There are few things more disheartening in a pretrial than having the prosecutor hand you printouts from your client's Facebook page telling everyone how he popped a cap in Lamont's ass. But authentication is another matter; anyone can set up a fake Facebook page. In State v. Gibson, the 6th District tackles the evidentiary hurdles in admitting ESI (electronically stored information). While some decisions haven't allowed admission unless the trial judge definitively determines the evidence is authentic, the 6th District adopts a lower standard: the judge simply determines "whether there was sufficient evidence of authenticity for a reasonable jury to conclude that the evidence was authentic." That's actually a correct reading of the rule: as long as the proponent of the evidence makes a prima facie cause of authenticity, questions on that score go to the weight, not the admissibility.
The introduction of a confidential informant's audiotaped transaction with the defendant, without the informant ever appearing as a witness at trial, would seem to be both a hearsay and Crawford violation, but the 2nd District finds neither in State v. Ali. The informant's statements were not admitted for their truth, but to give a context to the defendant's statements. And yes, Crawford, like the hearsay rule, doesn't apply to statements which are not admitted for their truth.
Generally, if the police have the right to search a car, they have the right to search any closed containers found within the car. But what if the search is based on the owner's consent, and the container -- a purse -- belongs to a passenger? In State v. Chojnowski, the 9th District relies on a 2nd District case from two years ago to hold that the police cant' search the passenger's purse based on the owner's consent to a search the car. To be stressed here, again, is that owner agreed to a search of the vehicle; the police acknowledged they had no probable cause for a search. If they did, then they could've searched the purse, which was left on the front seat.
How far a court can go in imposing certain community control restrictions is the subject in the 12th District's decision in State v. Emery. Emery was convicted of domestic violence striking her 17-year-old daughter in the face and threatening to kill her; the court didn't give her any jail time, but imposed as a condition of probation that she have no "uninvited contact" with her daughter. Emery claims that's a violation of her constitutional rights as a parent, and it is, but that doesn't necessarily void it. The restriction is subjected to the strict scrutiny test, but the court finds that "the state's interest in protecting the safety and welfare of children has long been recognized as a compelling governmental interest," and upholds the restriction.
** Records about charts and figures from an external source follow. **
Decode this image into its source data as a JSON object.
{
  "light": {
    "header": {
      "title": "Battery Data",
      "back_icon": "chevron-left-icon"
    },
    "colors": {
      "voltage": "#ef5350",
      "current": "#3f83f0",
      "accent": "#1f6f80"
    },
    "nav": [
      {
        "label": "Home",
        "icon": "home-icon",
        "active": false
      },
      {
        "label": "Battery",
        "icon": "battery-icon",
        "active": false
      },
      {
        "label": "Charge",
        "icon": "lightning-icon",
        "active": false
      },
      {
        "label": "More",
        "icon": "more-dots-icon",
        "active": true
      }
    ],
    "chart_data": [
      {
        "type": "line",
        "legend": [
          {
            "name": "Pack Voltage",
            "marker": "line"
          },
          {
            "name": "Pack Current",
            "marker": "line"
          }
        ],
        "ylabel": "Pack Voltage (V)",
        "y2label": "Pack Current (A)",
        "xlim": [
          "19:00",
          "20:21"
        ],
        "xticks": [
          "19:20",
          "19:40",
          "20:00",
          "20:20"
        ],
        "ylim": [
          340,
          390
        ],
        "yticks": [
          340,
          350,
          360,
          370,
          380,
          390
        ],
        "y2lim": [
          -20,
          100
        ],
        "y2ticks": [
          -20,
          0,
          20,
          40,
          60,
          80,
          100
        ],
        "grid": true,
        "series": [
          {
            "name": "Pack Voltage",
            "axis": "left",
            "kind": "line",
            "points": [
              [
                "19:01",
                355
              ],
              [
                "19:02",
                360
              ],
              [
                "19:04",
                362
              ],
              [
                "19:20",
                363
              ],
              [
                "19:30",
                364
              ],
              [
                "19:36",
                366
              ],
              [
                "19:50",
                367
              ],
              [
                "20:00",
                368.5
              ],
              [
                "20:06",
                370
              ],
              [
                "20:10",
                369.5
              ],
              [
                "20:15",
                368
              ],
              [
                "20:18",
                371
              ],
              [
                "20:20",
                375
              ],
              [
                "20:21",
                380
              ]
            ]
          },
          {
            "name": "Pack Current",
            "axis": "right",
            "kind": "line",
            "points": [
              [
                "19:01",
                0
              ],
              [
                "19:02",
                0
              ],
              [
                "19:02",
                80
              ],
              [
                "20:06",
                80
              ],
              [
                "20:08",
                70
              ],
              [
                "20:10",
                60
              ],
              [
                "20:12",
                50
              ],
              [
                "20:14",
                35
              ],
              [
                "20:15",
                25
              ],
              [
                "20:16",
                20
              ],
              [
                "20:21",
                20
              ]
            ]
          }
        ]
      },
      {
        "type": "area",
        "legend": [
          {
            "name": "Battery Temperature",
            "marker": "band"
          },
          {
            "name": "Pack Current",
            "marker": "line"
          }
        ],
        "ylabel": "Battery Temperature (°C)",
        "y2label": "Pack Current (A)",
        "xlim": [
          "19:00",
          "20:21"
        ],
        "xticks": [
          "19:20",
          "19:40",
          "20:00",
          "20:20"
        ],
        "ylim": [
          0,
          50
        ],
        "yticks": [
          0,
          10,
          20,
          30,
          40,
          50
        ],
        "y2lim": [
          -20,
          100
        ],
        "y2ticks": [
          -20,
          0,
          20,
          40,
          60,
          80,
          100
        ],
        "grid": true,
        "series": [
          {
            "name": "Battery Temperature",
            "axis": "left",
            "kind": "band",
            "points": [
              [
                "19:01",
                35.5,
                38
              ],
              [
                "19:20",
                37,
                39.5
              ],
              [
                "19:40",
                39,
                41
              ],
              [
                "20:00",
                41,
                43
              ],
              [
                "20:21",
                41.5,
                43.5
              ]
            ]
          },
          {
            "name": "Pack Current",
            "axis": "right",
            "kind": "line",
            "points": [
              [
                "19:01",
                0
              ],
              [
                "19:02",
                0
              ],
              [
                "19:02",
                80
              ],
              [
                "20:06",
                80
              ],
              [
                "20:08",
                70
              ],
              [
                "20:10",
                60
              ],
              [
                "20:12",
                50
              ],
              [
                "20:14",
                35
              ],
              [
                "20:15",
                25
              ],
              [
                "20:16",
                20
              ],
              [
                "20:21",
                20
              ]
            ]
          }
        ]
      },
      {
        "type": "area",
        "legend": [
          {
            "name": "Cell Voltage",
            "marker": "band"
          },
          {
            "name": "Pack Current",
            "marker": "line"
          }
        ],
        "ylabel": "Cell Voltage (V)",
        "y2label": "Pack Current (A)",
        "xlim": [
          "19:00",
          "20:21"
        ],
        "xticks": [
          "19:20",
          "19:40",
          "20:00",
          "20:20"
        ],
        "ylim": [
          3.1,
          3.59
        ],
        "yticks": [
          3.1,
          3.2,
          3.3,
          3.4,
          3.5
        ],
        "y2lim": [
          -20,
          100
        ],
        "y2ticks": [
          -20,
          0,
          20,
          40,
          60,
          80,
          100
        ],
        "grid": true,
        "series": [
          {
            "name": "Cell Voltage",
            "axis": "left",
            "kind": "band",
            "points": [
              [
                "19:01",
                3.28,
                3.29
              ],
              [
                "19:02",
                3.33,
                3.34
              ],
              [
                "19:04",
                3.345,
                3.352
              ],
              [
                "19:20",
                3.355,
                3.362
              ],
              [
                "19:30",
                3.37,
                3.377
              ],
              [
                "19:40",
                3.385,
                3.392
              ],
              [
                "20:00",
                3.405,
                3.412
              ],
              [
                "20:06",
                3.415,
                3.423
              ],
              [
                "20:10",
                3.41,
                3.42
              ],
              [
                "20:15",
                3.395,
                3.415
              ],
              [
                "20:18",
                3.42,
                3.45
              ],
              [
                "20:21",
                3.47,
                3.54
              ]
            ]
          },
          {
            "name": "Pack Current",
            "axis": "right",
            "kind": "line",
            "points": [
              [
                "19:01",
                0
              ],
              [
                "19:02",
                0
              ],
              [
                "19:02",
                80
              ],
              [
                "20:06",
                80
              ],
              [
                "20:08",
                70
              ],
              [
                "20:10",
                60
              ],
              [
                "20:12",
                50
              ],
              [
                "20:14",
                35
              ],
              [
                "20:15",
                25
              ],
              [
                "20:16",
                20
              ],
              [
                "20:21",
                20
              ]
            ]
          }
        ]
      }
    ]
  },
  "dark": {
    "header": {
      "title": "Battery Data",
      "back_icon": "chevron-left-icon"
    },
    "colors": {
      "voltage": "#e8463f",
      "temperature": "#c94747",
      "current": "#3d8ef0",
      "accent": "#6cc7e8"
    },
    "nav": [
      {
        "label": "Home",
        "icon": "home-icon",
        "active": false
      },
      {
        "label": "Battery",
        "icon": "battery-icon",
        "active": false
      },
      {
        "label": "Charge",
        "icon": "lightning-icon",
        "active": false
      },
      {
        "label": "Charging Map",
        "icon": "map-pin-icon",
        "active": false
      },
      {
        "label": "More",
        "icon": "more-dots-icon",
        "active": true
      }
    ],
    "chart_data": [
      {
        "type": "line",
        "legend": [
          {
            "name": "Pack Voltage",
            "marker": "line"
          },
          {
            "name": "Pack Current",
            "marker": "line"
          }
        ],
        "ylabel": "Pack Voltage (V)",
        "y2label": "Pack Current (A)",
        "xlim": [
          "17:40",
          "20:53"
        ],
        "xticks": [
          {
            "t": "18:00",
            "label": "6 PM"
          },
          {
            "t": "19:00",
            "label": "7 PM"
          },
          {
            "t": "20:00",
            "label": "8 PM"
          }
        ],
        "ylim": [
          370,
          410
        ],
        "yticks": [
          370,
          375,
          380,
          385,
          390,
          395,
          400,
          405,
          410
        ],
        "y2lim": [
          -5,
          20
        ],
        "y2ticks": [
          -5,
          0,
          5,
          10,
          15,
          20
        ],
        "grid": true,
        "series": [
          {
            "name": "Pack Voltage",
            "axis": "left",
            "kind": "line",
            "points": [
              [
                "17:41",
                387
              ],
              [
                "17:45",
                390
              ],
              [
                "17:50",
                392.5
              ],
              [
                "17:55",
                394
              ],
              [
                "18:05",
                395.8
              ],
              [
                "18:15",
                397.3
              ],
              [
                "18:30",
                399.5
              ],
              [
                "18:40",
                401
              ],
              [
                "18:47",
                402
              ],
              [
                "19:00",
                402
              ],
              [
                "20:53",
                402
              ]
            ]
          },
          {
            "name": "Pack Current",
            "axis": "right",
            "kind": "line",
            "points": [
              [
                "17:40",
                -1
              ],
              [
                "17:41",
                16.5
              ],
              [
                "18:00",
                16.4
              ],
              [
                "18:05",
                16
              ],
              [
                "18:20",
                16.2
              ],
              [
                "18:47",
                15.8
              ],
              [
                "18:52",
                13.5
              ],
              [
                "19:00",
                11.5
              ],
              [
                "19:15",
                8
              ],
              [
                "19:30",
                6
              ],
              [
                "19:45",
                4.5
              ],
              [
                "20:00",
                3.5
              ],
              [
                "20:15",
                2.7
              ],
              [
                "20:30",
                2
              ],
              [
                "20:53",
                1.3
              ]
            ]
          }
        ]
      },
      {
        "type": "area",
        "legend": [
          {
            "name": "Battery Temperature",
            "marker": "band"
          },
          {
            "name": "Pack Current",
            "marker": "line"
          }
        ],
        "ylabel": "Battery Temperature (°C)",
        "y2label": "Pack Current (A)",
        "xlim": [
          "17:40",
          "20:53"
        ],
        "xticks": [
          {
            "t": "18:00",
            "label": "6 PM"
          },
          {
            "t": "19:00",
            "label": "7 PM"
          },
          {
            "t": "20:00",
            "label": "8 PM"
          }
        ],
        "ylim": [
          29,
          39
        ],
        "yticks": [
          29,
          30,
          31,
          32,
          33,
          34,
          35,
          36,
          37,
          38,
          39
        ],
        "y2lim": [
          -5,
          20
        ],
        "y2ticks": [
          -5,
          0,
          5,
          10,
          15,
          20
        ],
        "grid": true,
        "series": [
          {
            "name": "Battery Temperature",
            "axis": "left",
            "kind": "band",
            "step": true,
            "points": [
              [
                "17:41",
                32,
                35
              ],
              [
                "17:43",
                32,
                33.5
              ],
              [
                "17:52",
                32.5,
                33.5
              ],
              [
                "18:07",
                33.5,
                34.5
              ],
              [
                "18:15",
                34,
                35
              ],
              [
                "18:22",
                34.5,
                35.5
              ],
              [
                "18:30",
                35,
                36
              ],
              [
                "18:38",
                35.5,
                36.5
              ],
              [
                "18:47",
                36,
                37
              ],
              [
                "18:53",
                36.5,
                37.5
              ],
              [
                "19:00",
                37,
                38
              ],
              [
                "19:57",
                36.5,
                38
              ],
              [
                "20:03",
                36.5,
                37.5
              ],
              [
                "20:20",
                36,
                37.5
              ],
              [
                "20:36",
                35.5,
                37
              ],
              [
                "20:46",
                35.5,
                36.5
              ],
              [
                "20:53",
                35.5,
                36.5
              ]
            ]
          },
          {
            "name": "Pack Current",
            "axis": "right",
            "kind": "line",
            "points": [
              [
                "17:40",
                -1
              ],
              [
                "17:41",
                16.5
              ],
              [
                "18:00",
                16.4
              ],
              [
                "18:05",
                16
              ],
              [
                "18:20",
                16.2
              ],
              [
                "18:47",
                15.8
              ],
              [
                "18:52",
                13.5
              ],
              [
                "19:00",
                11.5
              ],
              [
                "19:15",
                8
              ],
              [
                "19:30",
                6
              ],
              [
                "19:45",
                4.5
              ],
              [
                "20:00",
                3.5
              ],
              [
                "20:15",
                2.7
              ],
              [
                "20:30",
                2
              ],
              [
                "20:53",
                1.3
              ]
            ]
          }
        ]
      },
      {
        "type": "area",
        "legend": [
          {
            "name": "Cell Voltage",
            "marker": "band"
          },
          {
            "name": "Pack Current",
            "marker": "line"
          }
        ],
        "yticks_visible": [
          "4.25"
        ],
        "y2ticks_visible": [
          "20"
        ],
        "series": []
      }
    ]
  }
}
We've heard a lot about police shootings recently, but the cops in State v. Winstead show remarkable restraint. Winstead forcibly entered the side door of his neighbor's house, armed with a knife, and for reasons not particularly evident made slashing motions at the neighbor. The neighbor cautioned Winstead when the police arrived, but only elicited the reply, "I don't give a fuck about no cops." Winstead walked toward the door, announcing, "it's time to die, he's going to shoot me." Winstead brandished the knife at the police officers as well, but the cops defused the situation by tasing him. As he was carried off in the ambulance, Winstead called the officers "a bunch of pussies for not shooting him." The reason for all this is hinted at in one passage from the opinion: "During the standoff [with the police], appellant had one hand holding the butcher knife and the other holding a beer can, from which he continued to drink."